The repo also includes env-example, which you rename to .env.

It defines four required settings:

• TELEGRAM_BOT_TOKEN
• TELEGRAM_ALLOW_USER_IDS
• OPENAI_API_KEY
• MODEL_NAME

One subtle but important detail from the README: TELEGRAM_ALLOW_USER_IDS is a JSON array of strings. If it is missing or empty, nobody can talk to the bot.

Again, small detail, real operational value.

How a single message flows through the system

Now that the pieces are clear, here is the end-to-end path for one message.

1. A Telegram user sends a text message.
2. telegram_channel.py receives it through polling.
3. The bot checks whether the sender’s user ID is allowlisted.
4. The bot creates or reuses a session ID based on the chat ID.
5. The user message is appended to that session’s history in SESSIONS.json.
6. agent_runtime.py builds the system prompt from SOUL.md, skill descriptions, and current UTC time.
7. The runtime sends history plus tool definitions to the OpenAI Responses API.
8. If the model requests a tool, the runtime dispatches the call through skill_loader.py.
9. The skill returns structured output.
10. The runtime sends that tool result back to the model as function_call_output.
11. The model continues and returns final assistant text.
12. telegram_channel.py sends the reply back to Telegram.
13. The assistant response is stored in session history.
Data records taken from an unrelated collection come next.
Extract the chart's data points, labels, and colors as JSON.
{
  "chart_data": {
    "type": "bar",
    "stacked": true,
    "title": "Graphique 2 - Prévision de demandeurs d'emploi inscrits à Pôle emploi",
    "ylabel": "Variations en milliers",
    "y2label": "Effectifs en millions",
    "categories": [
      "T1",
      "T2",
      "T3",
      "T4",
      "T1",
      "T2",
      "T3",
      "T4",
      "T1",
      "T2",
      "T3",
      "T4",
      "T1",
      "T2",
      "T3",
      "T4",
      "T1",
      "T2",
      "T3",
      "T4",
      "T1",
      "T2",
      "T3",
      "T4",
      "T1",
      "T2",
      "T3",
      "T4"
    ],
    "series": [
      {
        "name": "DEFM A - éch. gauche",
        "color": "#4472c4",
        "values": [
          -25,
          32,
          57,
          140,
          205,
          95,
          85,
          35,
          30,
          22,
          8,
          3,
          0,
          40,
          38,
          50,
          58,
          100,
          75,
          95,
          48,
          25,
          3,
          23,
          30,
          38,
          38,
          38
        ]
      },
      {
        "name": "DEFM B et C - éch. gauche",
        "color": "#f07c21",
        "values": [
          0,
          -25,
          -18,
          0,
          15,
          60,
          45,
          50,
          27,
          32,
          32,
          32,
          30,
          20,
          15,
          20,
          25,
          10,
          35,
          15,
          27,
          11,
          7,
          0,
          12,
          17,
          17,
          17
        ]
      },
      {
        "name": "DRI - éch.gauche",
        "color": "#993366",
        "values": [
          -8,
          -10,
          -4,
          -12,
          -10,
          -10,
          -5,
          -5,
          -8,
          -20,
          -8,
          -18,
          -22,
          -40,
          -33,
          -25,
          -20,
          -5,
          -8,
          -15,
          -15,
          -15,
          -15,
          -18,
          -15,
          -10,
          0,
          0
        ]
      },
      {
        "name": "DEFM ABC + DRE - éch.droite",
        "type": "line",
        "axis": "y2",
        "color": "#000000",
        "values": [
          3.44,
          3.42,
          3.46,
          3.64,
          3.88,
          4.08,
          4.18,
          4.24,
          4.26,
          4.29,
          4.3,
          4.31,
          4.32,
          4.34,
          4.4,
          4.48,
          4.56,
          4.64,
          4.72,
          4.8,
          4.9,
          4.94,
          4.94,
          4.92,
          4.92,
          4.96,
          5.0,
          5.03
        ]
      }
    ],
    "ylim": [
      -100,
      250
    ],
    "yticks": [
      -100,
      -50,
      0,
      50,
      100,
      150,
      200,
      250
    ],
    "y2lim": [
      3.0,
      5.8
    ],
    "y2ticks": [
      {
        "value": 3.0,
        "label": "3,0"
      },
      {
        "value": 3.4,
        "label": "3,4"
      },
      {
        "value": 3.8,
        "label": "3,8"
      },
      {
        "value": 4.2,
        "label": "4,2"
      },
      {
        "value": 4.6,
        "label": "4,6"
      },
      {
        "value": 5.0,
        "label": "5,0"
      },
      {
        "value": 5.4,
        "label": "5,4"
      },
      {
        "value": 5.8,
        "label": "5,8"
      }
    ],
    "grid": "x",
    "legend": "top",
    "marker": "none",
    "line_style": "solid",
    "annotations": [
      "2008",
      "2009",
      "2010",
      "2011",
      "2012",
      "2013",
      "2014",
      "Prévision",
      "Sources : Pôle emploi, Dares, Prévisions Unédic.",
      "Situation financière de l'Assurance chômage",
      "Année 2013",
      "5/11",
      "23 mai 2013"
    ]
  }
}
That is the whole agent loop:

model response -> tool call -> tool result -> final answer

Once you understand that chain, most “AI agent” discussions become much less mysterious.
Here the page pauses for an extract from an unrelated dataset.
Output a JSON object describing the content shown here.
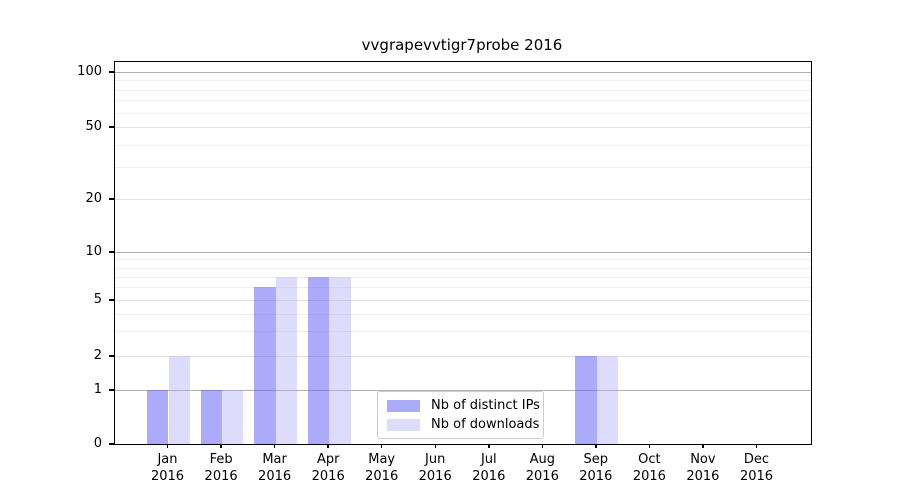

Why the debug output is a feature for learning

In production systems, teams often reduce visible logs or route them into more structured observability pipelines. That is reasonable.
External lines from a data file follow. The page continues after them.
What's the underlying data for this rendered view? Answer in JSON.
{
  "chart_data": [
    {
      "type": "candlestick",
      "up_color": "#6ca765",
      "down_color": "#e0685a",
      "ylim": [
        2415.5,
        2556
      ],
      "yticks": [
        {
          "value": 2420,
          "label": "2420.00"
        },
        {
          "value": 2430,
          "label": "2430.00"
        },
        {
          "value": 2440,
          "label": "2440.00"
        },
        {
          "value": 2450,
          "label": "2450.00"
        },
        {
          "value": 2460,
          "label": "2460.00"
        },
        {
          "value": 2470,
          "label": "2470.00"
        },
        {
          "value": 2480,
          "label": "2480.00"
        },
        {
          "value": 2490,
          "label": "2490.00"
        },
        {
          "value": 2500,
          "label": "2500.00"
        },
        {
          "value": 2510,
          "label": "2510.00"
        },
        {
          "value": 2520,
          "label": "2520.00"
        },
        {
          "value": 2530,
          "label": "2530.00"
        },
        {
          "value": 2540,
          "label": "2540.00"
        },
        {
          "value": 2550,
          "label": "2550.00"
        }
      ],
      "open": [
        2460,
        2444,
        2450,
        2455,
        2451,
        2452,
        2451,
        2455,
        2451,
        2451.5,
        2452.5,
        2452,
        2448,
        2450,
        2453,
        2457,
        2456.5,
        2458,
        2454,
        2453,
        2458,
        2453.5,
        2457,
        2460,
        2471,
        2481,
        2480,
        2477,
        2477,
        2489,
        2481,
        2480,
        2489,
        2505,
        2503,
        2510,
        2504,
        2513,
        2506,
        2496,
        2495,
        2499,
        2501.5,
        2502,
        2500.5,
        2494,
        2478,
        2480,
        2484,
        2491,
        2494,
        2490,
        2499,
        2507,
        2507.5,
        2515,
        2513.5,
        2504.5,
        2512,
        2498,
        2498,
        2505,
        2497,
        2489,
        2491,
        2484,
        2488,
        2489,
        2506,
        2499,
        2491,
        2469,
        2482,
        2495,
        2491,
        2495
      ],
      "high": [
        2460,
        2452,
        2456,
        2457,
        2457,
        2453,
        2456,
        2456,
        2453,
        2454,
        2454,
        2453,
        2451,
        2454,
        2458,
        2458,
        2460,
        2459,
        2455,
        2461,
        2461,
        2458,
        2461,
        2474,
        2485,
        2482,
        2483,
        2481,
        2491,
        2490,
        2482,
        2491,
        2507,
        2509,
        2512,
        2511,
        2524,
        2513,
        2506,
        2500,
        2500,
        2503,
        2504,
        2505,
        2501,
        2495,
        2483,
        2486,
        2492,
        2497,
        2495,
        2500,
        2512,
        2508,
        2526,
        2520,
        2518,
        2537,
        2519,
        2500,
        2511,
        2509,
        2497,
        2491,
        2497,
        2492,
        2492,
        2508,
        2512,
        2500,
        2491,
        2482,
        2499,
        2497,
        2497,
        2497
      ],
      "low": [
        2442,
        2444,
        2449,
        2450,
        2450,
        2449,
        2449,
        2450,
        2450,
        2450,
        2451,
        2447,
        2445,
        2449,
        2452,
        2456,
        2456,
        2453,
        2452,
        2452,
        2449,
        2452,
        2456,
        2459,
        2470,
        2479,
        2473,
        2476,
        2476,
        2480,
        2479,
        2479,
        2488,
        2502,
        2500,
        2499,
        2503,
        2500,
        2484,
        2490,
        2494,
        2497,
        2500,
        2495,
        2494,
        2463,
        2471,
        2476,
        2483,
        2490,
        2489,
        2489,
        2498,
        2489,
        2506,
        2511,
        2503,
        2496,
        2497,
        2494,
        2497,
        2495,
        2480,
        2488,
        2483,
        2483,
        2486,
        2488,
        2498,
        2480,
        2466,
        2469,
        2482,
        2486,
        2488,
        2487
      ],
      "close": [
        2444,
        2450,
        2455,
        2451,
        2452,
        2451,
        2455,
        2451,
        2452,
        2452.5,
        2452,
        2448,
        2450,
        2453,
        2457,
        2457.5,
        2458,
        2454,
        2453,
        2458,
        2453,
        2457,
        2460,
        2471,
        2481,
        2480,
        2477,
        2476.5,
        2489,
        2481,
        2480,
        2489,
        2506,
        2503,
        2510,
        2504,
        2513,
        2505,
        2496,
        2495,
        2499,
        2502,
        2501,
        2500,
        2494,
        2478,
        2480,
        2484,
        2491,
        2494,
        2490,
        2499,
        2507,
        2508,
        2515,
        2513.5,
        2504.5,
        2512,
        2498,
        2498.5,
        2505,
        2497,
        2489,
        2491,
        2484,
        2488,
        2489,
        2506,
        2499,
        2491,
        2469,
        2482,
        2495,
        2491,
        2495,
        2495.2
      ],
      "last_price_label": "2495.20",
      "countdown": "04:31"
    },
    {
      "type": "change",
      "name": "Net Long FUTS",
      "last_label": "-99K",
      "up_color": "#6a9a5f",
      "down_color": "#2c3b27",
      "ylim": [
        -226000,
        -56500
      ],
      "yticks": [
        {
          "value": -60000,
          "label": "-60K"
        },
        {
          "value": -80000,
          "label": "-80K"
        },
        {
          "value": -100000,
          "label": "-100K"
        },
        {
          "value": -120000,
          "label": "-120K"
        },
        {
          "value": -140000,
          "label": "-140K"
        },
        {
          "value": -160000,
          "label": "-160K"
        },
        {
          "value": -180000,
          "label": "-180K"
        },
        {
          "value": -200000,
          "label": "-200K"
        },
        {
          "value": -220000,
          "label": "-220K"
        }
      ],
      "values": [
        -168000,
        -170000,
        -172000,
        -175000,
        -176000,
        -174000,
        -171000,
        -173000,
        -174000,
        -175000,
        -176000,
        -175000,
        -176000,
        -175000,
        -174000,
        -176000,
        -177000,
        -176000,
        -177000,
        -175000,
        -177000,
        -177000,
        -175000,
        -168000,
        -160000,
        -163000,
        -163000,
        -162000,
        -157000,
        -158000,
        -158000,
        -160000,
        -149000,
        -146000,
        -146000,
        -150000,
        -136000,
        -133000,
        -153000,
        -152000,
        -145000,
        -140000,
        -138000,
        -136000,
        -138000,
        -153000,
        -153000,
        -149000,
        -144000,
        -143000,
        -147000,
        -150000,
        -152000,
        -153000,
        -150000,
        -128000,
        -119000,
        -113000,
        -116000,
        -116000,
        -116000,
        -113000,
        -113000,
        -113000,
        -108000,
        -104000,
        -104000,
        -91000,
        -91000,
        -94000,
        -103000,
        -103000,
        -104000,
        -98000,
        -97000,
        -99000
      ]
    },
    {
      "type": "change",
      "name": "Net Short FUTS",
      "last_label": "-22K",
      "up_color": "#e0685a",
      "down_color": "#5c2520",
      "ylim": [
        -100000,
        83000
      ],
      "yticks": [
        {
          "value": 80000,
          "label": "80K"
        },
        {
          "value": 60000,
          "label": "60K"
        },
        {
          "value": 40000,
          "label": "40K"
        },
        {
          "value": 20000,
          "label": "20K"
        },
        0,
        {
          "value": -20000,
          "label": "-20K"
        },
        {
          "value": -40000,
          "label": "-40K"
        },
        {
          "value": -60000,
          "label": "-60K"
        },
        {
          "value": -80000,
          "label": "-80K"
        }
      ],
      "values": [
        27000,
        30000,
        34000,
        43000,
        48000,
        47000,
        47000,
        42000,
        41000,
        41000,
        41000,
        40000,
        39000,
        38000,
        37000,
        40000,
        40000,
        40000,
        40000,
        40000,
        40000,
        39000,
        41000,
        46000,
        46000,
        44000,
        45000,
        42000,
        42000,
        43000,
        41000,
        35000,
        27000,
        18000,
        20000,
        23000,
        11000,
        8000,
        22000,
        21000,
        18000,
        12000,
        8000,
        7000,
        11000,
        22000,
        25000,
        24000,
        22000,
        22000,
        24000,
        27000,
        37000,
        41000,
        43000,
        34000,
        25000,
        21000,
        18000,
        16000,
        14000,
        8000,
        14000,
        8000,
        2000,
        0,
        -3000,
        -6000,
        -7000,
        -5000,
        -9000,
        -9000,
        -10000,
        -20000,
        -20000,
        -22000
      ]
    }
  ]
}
But for a teaching repo, the current CDNsunClaw approach is better. The debug output is not just noise. It is one of the features.

Because logs are printed openly, you can inspect:

• the exact request body sent to OpenAI,
• the exact response JSON that came back,
• how tool calls were parsed,
• what text was finally extracted,
• what Telegram message triggered the run.

That makes debugging much more concrete.

If the model refuses to use a tool, you can inspect the tool schema.
If the tool arguments look wrong, you can inspect the parsed function call.
If the final text feels surprising, you can inspect the preceding round.

For beginners, that visibility is one of the fastest ways to learn how a tool-using agent actually behaves.

Safety note: use a VM, especially before adding stronger tools

This part should not be an afterthought.

CDNsunClaw starts with a safe example skill, but the whole point of an agent is that you can add stronger tools later. That is where risk rises quickly.

A read-only time tool is one thing. Tools that read files, send messages, call APIs, or run shell commands are something else entirely.

That is why VM-first experimentation is the right advice.

If you are going to extend a project like this with stronger capabilities, run it on a virtual machine you control, keep secrets separate, and expose only the minimum access you really need. The Telegram allowlist is a good first boundary, but it is not the whole safety story. The more powerful the tools become, the more careful your isolation needs to be.

This is exactly the boundary to keep in mind with a small educational agent. CDNsunClaw teaches the mechanics clearly, but once you move beyond harmless tools, isolation and access control matter much more.

Conclusion

If you want to understand how a simple AI agent works, CDNsunClaw is a useful place to start.

It keeps the essential pieces visible: one runtime loop, one channel, one session store, one skill contract, and one prompt builder. That makes it easier to read the code, follow the message flow, and see how tool use works in practice.

As a small educational example, it does exactly what it should do. It turns abstract agent talk into a concrete system you can inspect, run, and learn from.

If you can walk through these files and explain the loop back to someone else, the project has already done its job, which is exactly the kind of practical clarity we like at CDNsun.